Nova manifestação maciça em Hong Kong leva chefe do governo local a pedir desculpas
Um dia depois da suspensão do debate sobre a lei da extradição, dois milhões de pessoas voltaram às ruas. Apenas a retirada da lei é aceitável, dizem.
Os opositores à lei da extradição em Hong Kong mantiveram o desafio às autoridades locais, e a Pequim, e voltaram às ruas este domingo, um dia depois de o governo ter anunciado a suspensão do processo de aprovação do diploma. Segundo os organizadores, dois milhões de pessoas participaram naquela que terá sido a maior manifestação na história recente da cidade.
Pela terceira vez numa semana, um mar de gente voltou a inundar as avenidas do território em protesto contra a lei da extradição, que pode permitir o envio de suspeitos de crimes para a China continental. É este o principal receio dos manifestantes, que encaram a medida como mais um passo que põe em causa a autonomia e o estilo de vida democrático de Hong Kong.
Foram precisas quase sete horas até que os últimos grupos saíssem do Parque Vitória, o local onde começou a manifestação de domingo, com direcção rumo ao bairro de Admiralty, onde está sediado o governo local, descreveu o South China Morning Post. Cerca de dois milhões de pessoas, quase todas vestidas de negro, marcharam durante toda a tarde, ocupando algumas das principais artérias de Hong Kong, muitas das quais, ao início da noite, punham de pé barricadas improvisadas, num sinal de que pretendem permanecer acampadas na rua. A polícia calculou a participação em 338 mil, embora tenha admitido que o número possa ser superior.
O debate sobre a lei da extradição tornou-se numa questão existencial, especialmente para os mais jovens, que recusam qualquer aproximação ao modelo político chinês. “Estamos a lutar pela nossa liberdade”, afirmou Betty, uma estudante de 18 anos, que falou ao Guardian. “Suspender a lei, mas não cancelá-la é o mesmo que manter uma espada sobre a cabeça de alguém e dizer ‘não te vou matar agora’”, disse a jovem. As imagens dos protestos são reminiscentes da “Revolução dos Guarda-Chuvas” de 2014, mas a oposição à lei da extradição é já seguramente um dos maiores desafios ao governo local desde que Hong Kong passou para a soberania chinesa, em 1997.
A manifestação de domingo – marcada também por homenagens a um manifestante que tinha morrido depois de uma queda no dia anterior – ocorreu um dia depois de a chefe-executiva de Hong Kong, Carrie Lam, ter anunciado a suspensão do debate parlamentar sobre a lei da extradição, na esperança de esvaziar os protestos. A decisão não surtiu efeitos e a participação na manifestação voltou a atingir recordes históricos.
Desculpas
Ao fim do dia, um porta-voz do governo local leu uma declaração de Lam em que esta pedia desculpas e admitia que a sua gestão da crise gerou “controvérsias e disputas substanciais na sociedade, que causaram desapontamento e dor”. No acto de contrição pública, a chefe executiva prometeu “adoptar a mais sincera e humilde atitude para aceitar críticas e fazer melhorias no serviço ao público”.

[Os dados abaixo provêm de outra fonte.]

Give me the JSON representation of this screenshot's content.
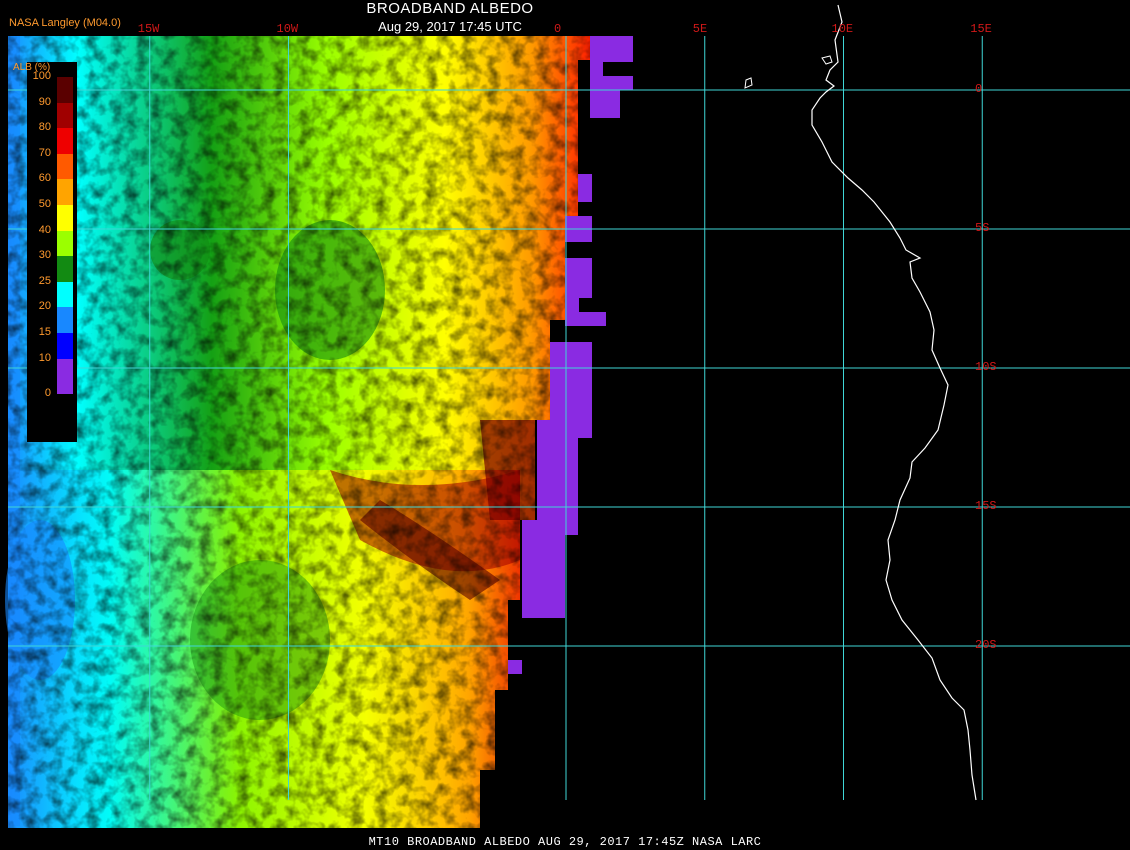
{
  "header": {
    "title": "BROADBAND ALBEDO",
    "subtitle": "Aug 29, 2017 17:45 UTC",
    "org": "NASA Langley (M04.0)"
  },
  "footer": {
    "text": "MT10  BROADBAND ALBEDO   AUG 29, 2017 17:45Z   NASA LARC"
  },
  "grid": {
    "color": "#3fd6d6",
    "longitudes": [
      {
        "label": "15W",
        "value": -15
      },
      {
        "label": "10W",
        "value": -10
      },
      {
        "label": "0",
        "value": 0
      },
      {
        "label": "5E",
        "value": 5
      },
      {
        "label": "10E",
        "value": 10
      },
      {
        "label": "15E",
        "value": 15
      }
    ],
    "latitudes": [
      {
        "label": "0",
        "value": 0
      },
      {
        "label": "5S",
        "value": -5
      },
      {
        "label": "10S",
        "value": -10
      },
      {
        "label": "15S",
        "value": -15
      },
      {
        "label": "20S",
        "value": -20
      }
    ],
    "label_color": "#d01818"
  },
  "legend": {
    "title": "ALB (%)",
    "ticks": [
      "100",
      "90",
      "80",
      "70",
      "60",
      "50",
      "40",
      "30",
      "25",
      "20",
      "15",
      "10",
      "0"
    ],
    "colors": [
      "#5a0000",
      "#a00000",
      "#ee0000",
      "#ff5a00",
      "#ffa400",
      "#ffff00",
      "#9bff00",
      "#128a12",
      "#00ffff",
      "#1888ff",
      "#0000ff",
      "#8a2be2"
    ]
  },
  "coastline_color": "#ffffff"
}
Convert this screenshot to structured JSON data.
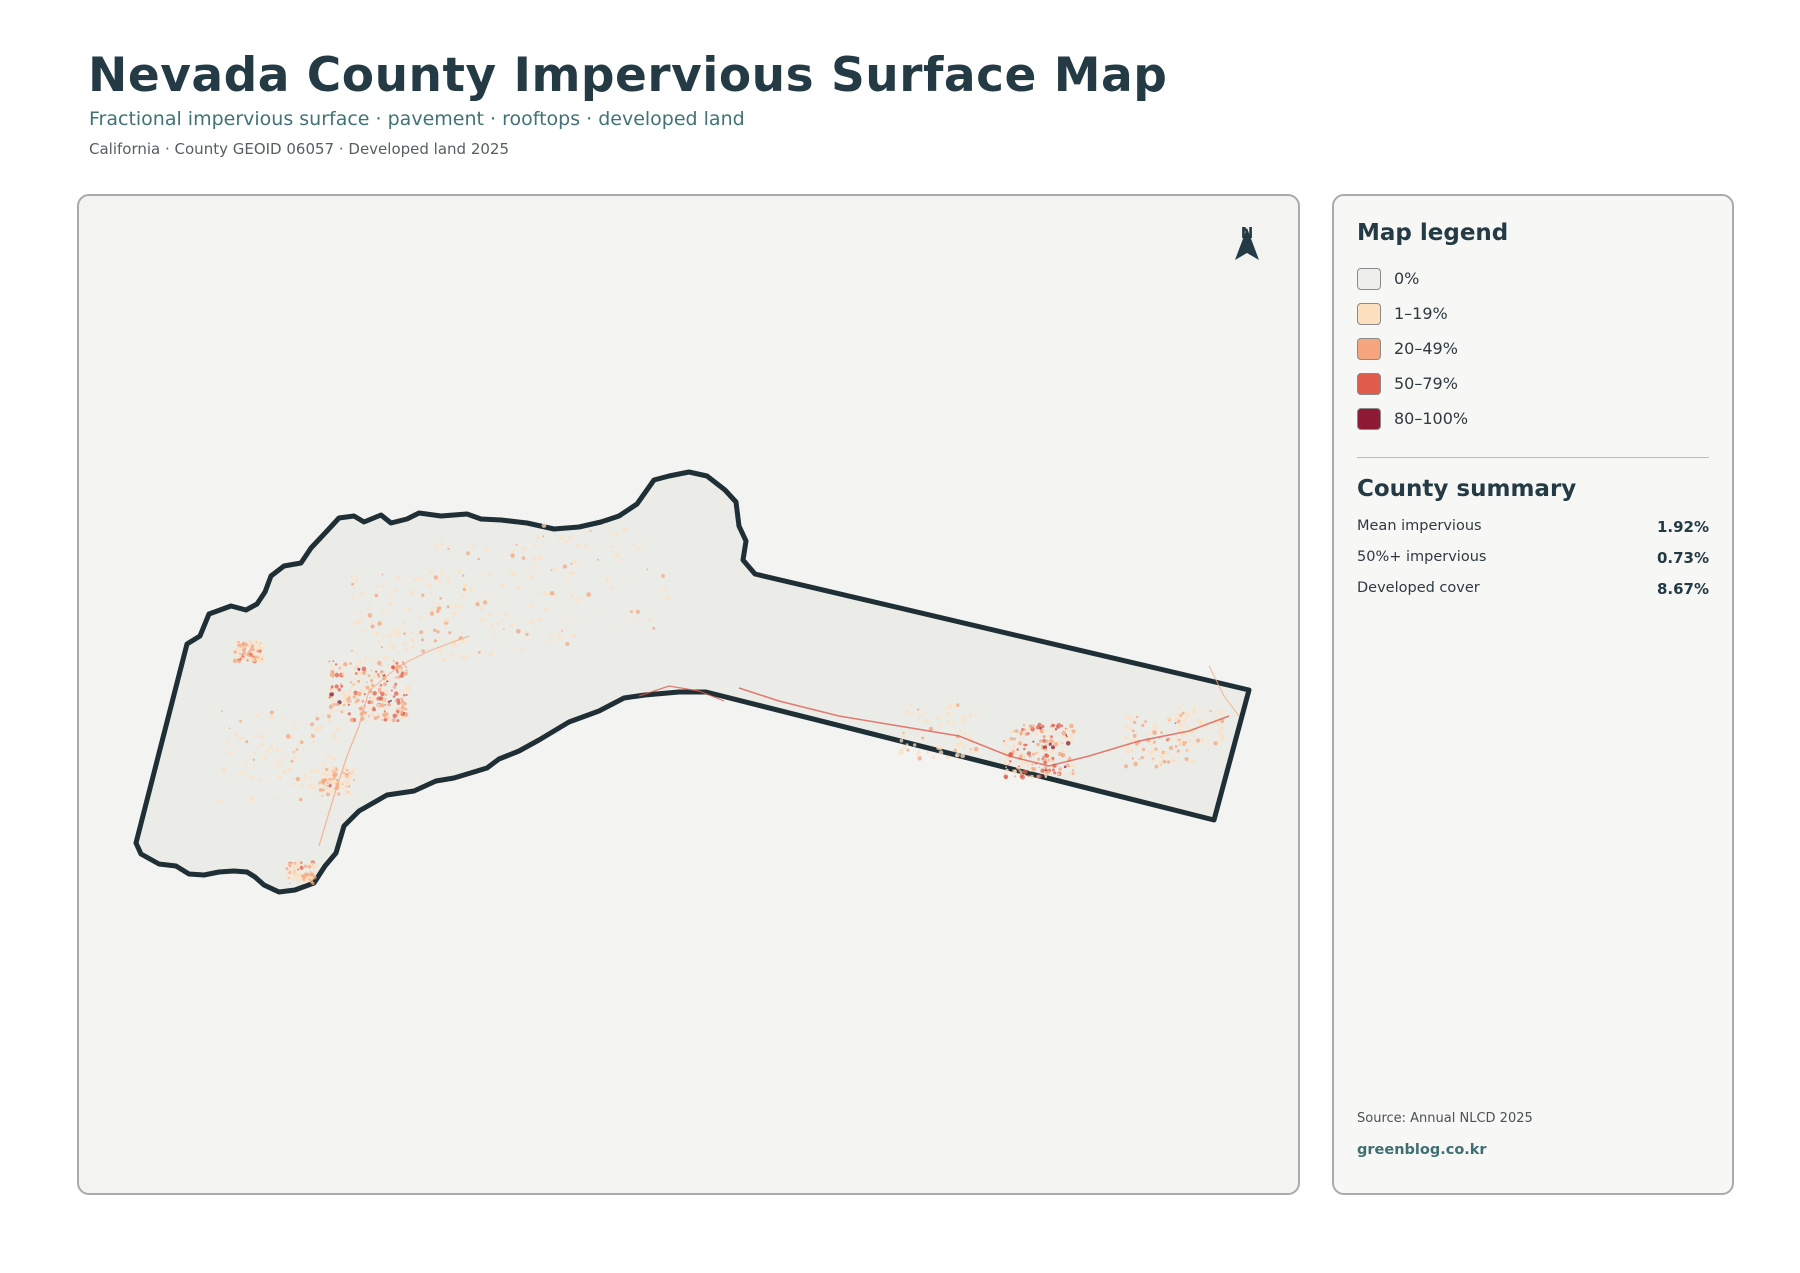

Não foi dado qualquer esclarecimento em relação à continuidade da discussão da lei da extradição. Na véspera, Lam tinha anunciado a suspensão do debate, que pode ser retomado, sem, porém, definir um prazo. O volta-face da líder de Hong Kong ocorreu depois de um encontro com um alto dirigente da hierarquia do Governo chinês.
Em paralelo à rejeição da lei, os manifestantes concentraram as suas palavras de ordem contra Lam, redobrando as exigências de demissão que já se tinham ouvido durante a semana. Para o governo local e para as autoridades centrais em Pequim levantam-se agora questões de difícil resolução. A China não quer que a crise em Hong Kong se arraste e complique as negociações comerciais com os EUA – o presidente Donald Trump disse este domingo que pretende levantar a questão junto do homólogo Xi Jinping, no final do mês, durante a cimeira do G20 –, mas não quer arriscar-se a surgir num momento de fraqueza perante um tema que é particularmente caro aos líderes chineses, como a segurança nacional.